The German press noted that the purchase raised apprehension in Washington as well (News.de, March 19). US concerns with UC RUSAL are long-standing, as its founder, Oleg Deripaska, is a member of Russian President Vladimir Putin’s inner circle. In April 2018, Washington imposed sanctions on UC RUSAL, Deripaska, and 23 other Russian citizens and entities “to punish Moscow for its alleged meddling in the 2016 US election and other ‘malign activity,’ ” thus banning US companies from doing business with them (Treasury.gov, April 6, 2018).
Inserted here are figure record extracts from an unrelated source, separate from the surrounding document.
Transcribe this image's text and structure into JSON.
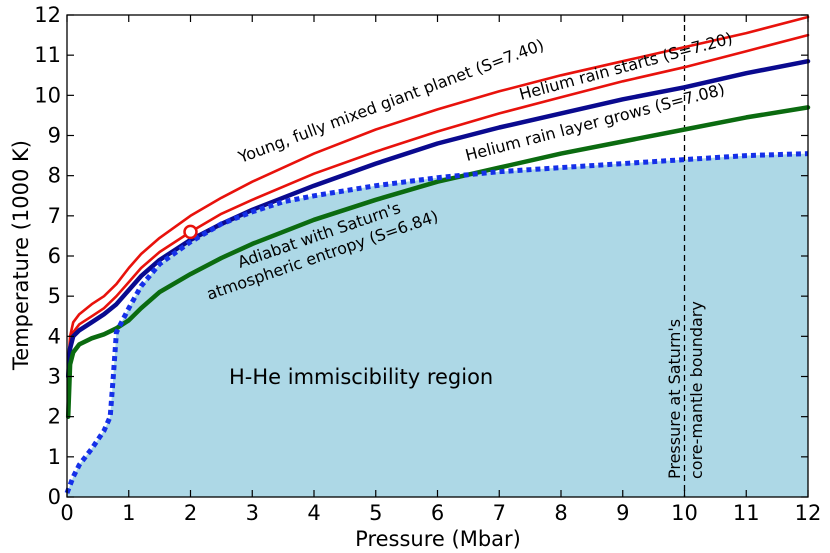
{
  "chart_data": {
    "type": "line",
    "title": "",
    "xlabel": "Pressure (Mbar)",
    "ylabel": "Temperature (1000 K)",
    "xlim": [
      0,
      12
    ],
    "ylim": [
      0,
      12
    ],
    "grid": false,
    "x_ticks": [
      "0",
      "1",
      "2",
      "3",
      "4",
      "5",
      "6",
      "7",
      "8",
      "9",
      "10",
      "11",
      "12"
    ],
    "y_ticks": [
      "0",
      "1",
      "2",
      "3",
      "4",
      "5",
      "6",
      "7",
      "8",
      "9",
      "10",
      "11",
      "12"
    ],
    "series": [
      {
        "name": "Young, fully mixed  giant planet (S=7.40)",
        "color": "#e8120c",
        "width": 2.6,
        "points": [
          [
            0.02,
            3.3
          ],
          [
            0.05,
            4.0
          ],
          [
            0.1,
            4.35
          ],
          [
            0.2,
            4.55
          ],
          [
            0.4,
            4.8
          ],
          [
            0.6,
            5.0
          ],
          [
            0.8,
            5.3
          ],
          [
            1,
            5.7
          ],
          [
            1.2,
            6.05
          ],
          [
            1.5,
            6.45
          ],
          [
            2,
            7.0
          ],
          [
            2.5,
            7.45
          ],
          [
            3,
            7.85
          ],
          [
            4,
            8.55
          ],
          [
            5,
            9.15
          ],
          [
            6,
            9.65
          ],
          [
            7,
            10.1
          ],
          [
            8,
            10.5
          ],
          [
            9,
            10.85
          ],
          [
            10,
            11.2
          ],
          [
            11,
            11.55
          ],
          [
            12,
            11.95
          ]
        ]
      },
      {
        "name": "Helium rain starts (S=7.20)",
        "color": "#e8120c",
        "width": 2.6,
        "points": [
          [
            0.02,
            3.1
          ],
          [
            0.05,
            3.8
          ],
          [
            0.1,
            4.1
          ],
          [
            0.2,
            4.3
          ],
          [
            0.4,
            4.5
          ],
          [
            0.6,
            4.7
          ],
          [
            0.8,
            5.0
          ],
          [
            1,
            5.35
          ],
          [
            1.2,
            5.7
          ],
          [
            1.5,
            6.1
          ],
          [
            2,
            6.6
          ],
          [
            2.5,
            7.05
          ],
          [
            3,
            7.4
          ],
          [
            4,
            8.05
          ],
          [
            5,
            8.6
          ],
          [
            6,
            9.1
          ],
          [
            7,
            9.55
          ],
          [
            8,
            9.95
          ],
          [
            9,
            10.35
          ],
          [
            10,
            10.7
          ],
          [
            11,
            11.1
          ],
          [
            12,
            11.5
          ]
        ]
      },
      {
        "name": "Helium rain layer grows (S=7.08)",
        "color": "#0a0a8f",
        "width": 4.5,
        "points": [
          [
            0.02,
            3.0
          ],
          [
            0.05,
            3.7
          ],
          [
            0.1,
            4.0
          ],
          [
            0.2,
            4.15
          ],
          [
            0.4,
            4.35
          ],
          [
            0.6,
            4.55
          ],
          [
            0.8,
            4.8
          ],
          [
            1,
            5.15
          ],
          [
            1.2,
            5.5
          ],
          [
            1.5,
            5.9
          ],
          [
            2,
            6.4
          ],
          [
            2.5,
            6.8
          ],
          [
            3,
            7.15
          ],
          [
            4,
            7.75
          ],
          [
            5,
            8.3
          ],
          [
            6,
            8.8
          ],
          [
            7,
            9.2
          ],
          [
            8,
            9.55
          ],
          [
            9,
            9.9
          ],
          [
            10,
            10.2
          ],
          [
            11,
            10.55
          ],
          [
            12,
            10.85
          ]
        ]
      },
      {
        "name": "Adiabat with Saturn's atmospheric entropy (S=6.84)",
        "color": "#0b6b10",
        "width": 4.5,
        "points": [
          [
            0.02,
            2.0
          ],
          [
            0.05,
            3.3
          ],
          [
            0.1,
            3.6
          ],
          [
            0.2,
            3.8
          ],
          [
            0.4,
            3.95
          ],
          [
            0.6,
            4.05
          ],
          [
            0.8,
            4.2
          ],
          [
            1,
            4.4
          ],
          [
            1.2,
            4.7
          ],
          [
            1.5,
            5.1
          ],
          [
            2,
            5.55
          ],
          [
            2.5,
            5.95
          ],
          [
            3,
            6.3
          ],
          [
            4,
            6.9
          ],
          [
            5,
            7.4
          ],
          [
            6,
            7.85
          ],
          [
            7,
            8.2
          ],
          [
            8,
            8.55
          ],
          [
            9,
            8.85
          ],
          [
            10,
            9.15
          ],
          [
            11,
            9.45
          ],
          [
            12,
            9.7
          ]
        ]
      }
    ],
    "immiscibility_boundary": {
      "name": "H-He immiscibility boundary",
      "color": "#1530e8",
      "style": "dotted",
      "points": [
        [
          0,
          0.1
        ],
        [
          0.1,
          0.5
        ],
        [
          0.2,
          0.8
        ],
        [
          0.4,
          1.2
        ],
        [
          0.6,
          1.65
        ],
        [
          0.7,
          2.0
        ],
        [
          0.75,
          3.0
        ],
        [
          0.8,
          4.1
        ],
        [
          1.0,
          4.7
        ],
        [
          1.2,
          5.25
        ],
        [
          1.5,
          5.8
        ],
        [
          2.0,
          6.35
        ],
        [
          2.5,
          6.8
        ],
        [
          3.0,
          7.1
        ],
        [
          3.5,
          7.35
        ],
        [
          4.0,
          7.5
        ],
        [
          5.0,
          7.75
        ],
        [
          6.0,
          7.95
        ],
        [
          7.0,
          8.1
        ],
        [
          8.0,
          8.2
        ],
        [
          9.0,
          8.3
        ],
        [
          10.0,
          8.4
        ],
        [
          11.0,
          8.5
        ],
        [
          12.0,
          8.55
        ]
      ],
      "fill_color": "#add8e6"
    },
    "marker": {
      "x": 2.0,
      "y": 6.6,
      "color": "#e8120c"
    },
    "vline": {
      "x": 10
    },
    "annotations": {
      "young": "Young, fully mixed  giant planet (S=7.40)",
      "rain_starts": "Helium rain starts  (S=7.20)",
      "rain_grows": "Helium rain layer grows  (S=7.08)",
      "adiabat_line1": "Adiabat with Saturn's",
      "adiabat_line2": "atmospheric entropy (S=6.84)",
      "region": "H-He immiscibility region",
      "core_line1": "Pressure at Saturn's",
      "core_line2": "core-mantle boundary"
    }
  }
}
UC RUSAL asserts that the sale predated Alu-Rheinfelden’s economic downturn. According to Eric Martinet, the former director for automotive and transportation operations at UC RUSAL and the new CEO of Aluminium Rheinfelden, in 2017 UC RUSAL had already agreed about a takeover with Alu-Rheinfelden’s then-owner, Alois Franke, who died in 2019. However, the purchase was delayed by the US’s 2018 sanctions against Deripaska and his UC RUSAL company, which were lifted the following year, after Deripaska divested his majority share in the company (snanews.de, April 8).The implications of the purchase have roiled Germany’s economic and political circles. The daughter of the Rheinfelden aluminum smelter’s former owner hired former chief detective Klaus-Dieter Matsche from Frankfurt as a security advisor to examine the court-appointed bankruptcy administrator’s sale of the company to UC RUSAL. Matsche commented, “I think one should prevent this company from being sold to Russia now […] the company has 70 patents, including so-called dual-use patents, which can also be used militarily. This knowledge is now flowing to Russia. […] With its decision, the Federal Cartel Office has finally made the Russian group a world market leader in the manufacture of specialized aluminum alloys” (Nachrichten Regional, March 19)
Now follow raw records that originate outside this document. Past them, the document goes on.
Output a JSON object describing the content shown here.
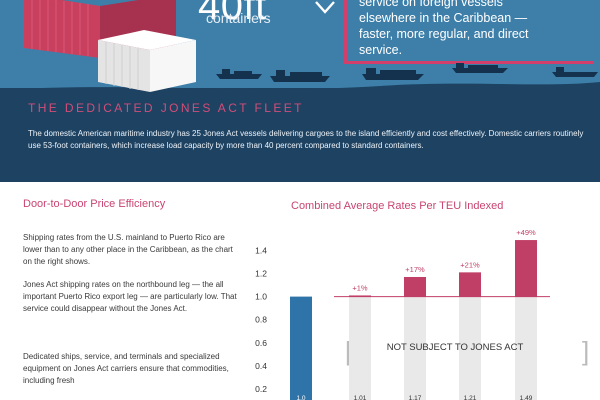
{
  "banner": {
    "container_size": "40ft",
    "container_caption": "containers",
    "arrow_icon": "down-arrow-icon",
    "quote": [
      "service on foreign vessels",
      "elsewhere in the Caribbean —",
      "faster, more regular, and direct",
      "service."
    ],
    "fleet_title": "THE DEDICATED JONES ACT FLEET",
    "fleet_text": "The domestic American maritime industry has 25 Jones Act vessels delivering cargoes to the island efficiently and cost effectively. Domestic carriers routinely use 53-foot containers, which increase load capacity by more than 40 percent compared to standard containers.",
    "colors": {
      "sea": "#1d4262",
      "sky": "#3e7fa9",
      "accent": "#d33f6b",
      "container_red": "#c9405f",
      "container_white": "#f2f2f2"
    }
  },
  "left": {
    "heading": "Door-to-Door Price Efficiency",
    "paragraphs": [
      "Shipping rates from the U.S. mainland to Puerto Rico are lower than to any other place in the Caribbean, as the chart on the right shows.",
      "Jones Act shipping rates on the northbound leg — the all important Puerto Rico export leg — are particularly low.  That service could disappear without the Jones Act.",
      "Dedicated ships, service, and terminals and specialized equipment on Jones Act carriers ensure that commodities, including fresh"
    ]
  },
  "chart_data": {
    "type": "bar",
    "title": "Combined Average Rates Per TEU Indexed",
    "categories": [
      "",
      "",
      "",
      "",
      ""
    ],
    "values": [
      1.0,
      1.01,
      1.17,
      1.21,
      1.49
    ],
    "value_labels": [
      "1.0",
      "1.01",
      "1.17",
      "1.21",
      "1.49"
    ],
    "change_labels": [
      "",
      "+1%",
      "+17%",
      "+21%",
      "+49%"
    ],
    "colors": [
      "#2f74a8",
      "#c03f66",
      "#c03f66",
      "#c03f66",
      "#c03f66"
    ],
    "yticks": [
      "0.2",
      "0.4",
      "0.6",
      "0.8",
      "1.0",
      "1.2",
      "1.4"
    ],
    "ylim": [
      0,
      1.6
    ],
    "bracket_label": "NOT SUBJECT TO JONES ACT",
    "reference_line": 1.0
  }
}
Some Central and Eastern European analysts see the Aluminium Rheinfelden GmbH sale as indicative of a larger issue of German foreign policy becoming subordinate to Russian regional policy considerations—particularly vis-à-vis Ukraine and Europe’s East (Rzeczpospolita, April 11). Whatever UC RUSAL’s long-term intentions are, its acquisition of Aluminium Rheinfelden GmbH adds to the firm’s international portfolio, consisting of enterprises in 13 countries, including two European alumina refineries (in Italy and Ireland), along with an aluminum factory in Sweden (Rzeczpospolita, February 12).

UC RUSAL is the world’s largest aluminum producer outside of China and Russia’s only significant producer of this industrially crucial lightweight metal. As a part of its long-term development strategy, RUSAL plans to increase the production of Rheinfelden’s specialized aluminum alloys up to 30,000 tons per year (TASS, April 16). It seems highly unlikely to presume that—Kremlin ally Oleg Deripaska’s “divestiture” from the company notwithstanding—UC RUSAL is sufficiently free to forestall diverting any Aluminium Rheinfelden output to future Russian military needs.